「冬の旅」チラシの裏面用に作成した文章です。
「冬の旅」はF・シューベルトが死の前年1827年に作曲した歌曲集だ。
詩はドイツ人W.ミュラーによる。同じ詩人に作曲したものでは「水車小屋の美しい娘」がある。
作品は二部に分かれているが、一度に作曲されたものではなく、シューベルトが一部を作曲した後に二部が発表され、間もなく作曲された。ミュラーは第二部を発表した時に第一部と第二部を合わせ、詩の順番を入れ替えたがシューベルトは必ずしもそれには沿わなかった。
それは各曲の調性の問題があったことと、物語の進行にシューベルトが思う所があったのではないかと私は思う。

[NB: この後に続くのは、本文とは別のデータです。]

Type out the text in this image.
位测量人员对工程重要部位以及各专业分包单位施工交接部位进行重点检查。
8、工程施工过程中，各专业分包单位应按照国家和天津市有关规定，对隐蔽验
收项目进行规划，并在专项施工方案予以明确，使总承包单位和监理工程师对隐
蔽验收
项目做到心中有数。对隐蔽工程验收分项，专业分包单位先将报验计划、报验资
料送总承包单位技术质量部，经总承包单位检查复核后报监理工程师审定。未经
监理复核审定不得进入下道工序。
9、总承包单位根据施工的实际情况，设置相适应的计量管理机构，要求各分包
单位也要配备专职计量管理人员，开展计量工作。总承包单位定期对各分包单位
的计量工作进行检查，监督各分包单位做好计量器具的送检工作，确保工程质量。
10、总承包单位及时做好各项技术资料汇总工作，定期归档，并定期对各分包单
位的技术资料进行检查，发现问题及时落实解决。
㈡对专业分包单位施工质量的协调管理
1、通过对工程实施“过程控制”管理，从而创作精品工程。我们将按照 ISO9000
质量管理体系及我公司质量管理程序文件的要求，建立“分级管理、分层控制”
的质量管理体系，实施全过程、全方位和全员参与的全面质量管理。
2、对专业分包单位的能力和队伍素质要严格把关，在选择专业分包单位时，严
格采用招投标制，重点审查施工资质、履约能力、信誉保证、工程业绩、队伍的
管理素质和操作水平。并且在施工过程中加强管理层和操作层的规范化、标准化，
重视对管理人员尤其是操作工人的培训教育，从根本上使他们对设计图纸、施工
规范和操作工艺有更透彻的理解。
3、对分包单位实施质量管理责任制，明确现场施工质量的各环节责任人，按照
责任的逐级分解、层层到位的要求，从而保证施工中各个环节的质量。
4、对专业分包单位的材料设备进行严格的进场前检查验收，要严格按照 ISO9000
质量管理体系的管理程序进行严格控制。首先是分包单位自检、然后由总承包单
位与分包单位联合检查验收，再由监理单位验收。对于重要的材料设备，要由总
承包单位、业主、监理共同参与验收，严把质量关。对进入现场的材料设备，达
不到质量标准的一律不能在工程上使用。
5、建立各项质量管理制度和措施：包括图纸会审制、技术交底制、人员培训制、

例えばシューベルトの歌曲集ではDer Lindenbaum菩提樹、Wasserflutあふるる涙、Auf dem Flusse流れの上で、と続き、それぞれホ長調、ホ短調、ホ短調である。
しかしミュラーはDer Lindenbaum菩提樹の後に Die Post郵便馬車を移している。シューベルトはこの曲は第二部の最初、13番目にもってきている。そしてシューベルトはこの曲を変ホ長調で作曲、つまり明るい曲にしている。もしホ長調のDer Lindenbaum菩提樹の次に持って来ていたら違和感があったのではないか。
それにそれまで恋人のことを諦めようとしていたのに郵便馬車のベルの音でまたその心を取り戻す、というのは二部の最初にもってくるのにふさわしい順番だと思えないだろうか。 シューベルトは詩の持っている心情や情景を非常に巧みに音で表現している。
例えば全曲を通して歩行のリズムが使われていることは有名なことだが、詩の解釈を、時には作詩者以上に主人公の心理を描き出している、と私は思う。そしてこの歌曲集の中にも随所に見られる。
私が生まれて初めてリサイタルを行うに当たりなぜこの、シューベルトの最高峰の曲をなぜ選んだか。それはこの歌曲集の音の中に、梅毒にかかり死ぬことを意識せざるを得ないシューベルトが自分自身を重ね合わせ、そして、だからこそ「死にたくない」と言う気持ちを爆発させている、と私は感じたからだ。
例えばIrrlicht鬼火の最後にGrab墓、という言葉が出てくるがシューベルトは非常に印象深くこの言葉に音をつけている。
他にもDas Wirtshaus宿屋。この「宿」というのも実は「墓地」のことなのだが、「部屋が一杯で自分は安らぐことが出来ない」と立ち去る、という内容であるのに、シューベルトは安らぎに満ちた非常に美しい曲を描いている。私はそこにシューベルトの悲痛な叫びを感じた。
以上のような類いの事を私は一人の指揮者として、そして一人の音楽家としてシューベルトの音楽を一曲一曲解きほぐし、私の考える「冬の旅」を表現してみたいと思っている。